Delete all marked images and matching label files

`q`, Escape, Close

Close the editor

## Delete Flow

Press `d` to mark the current image for deletion. Marked thumbnails are shown in red.

Deletion is not applied immediately. You can undo a pending delete by clicking the red thumbnail. To permanently remove all marked images and their label files, click `Apply Deletes`.

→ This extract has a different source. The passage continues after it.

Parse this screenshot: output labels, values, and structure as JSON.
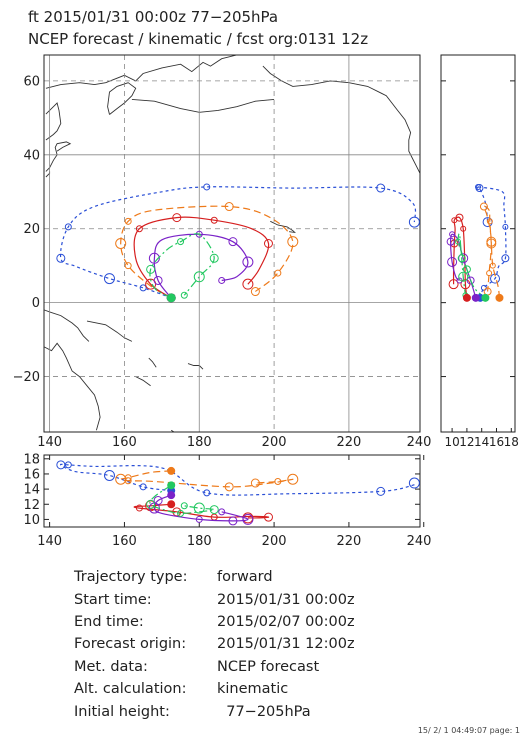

When closing from `q`, Escape, or the `Close` button with pending deletes, Anno Viz asks whether to apply the pending deletes before closing.

## Config

The workspace config file is:

```text
anno_viz_config
```

It stores JSON like:

```json
{
  "dataset_dir": "/path/to/dataset"
}
```

This file is intentionally ignored by git because it is machine/workspace-specific.

## Troubleshooting

If the editor says the dataset directory is not set, run:

```bash
annoviz --set-dataset-dir /path/to/dataset
```

If `pywebview` is missing, run:

```bash
python3 -m pip install .
```

If the native window does not open on Ubuntu and the error mentions `No module named 'gi'`, install the GTK/WebKit packages listed above and make sure your virtualenv can import `gi`. You can also run:

```bash
annoviz --browser
```

If no images appear, check that your image files are inside the configured `images/` directory. Supported extensions are handled by the local image collector in `io_utils.py`.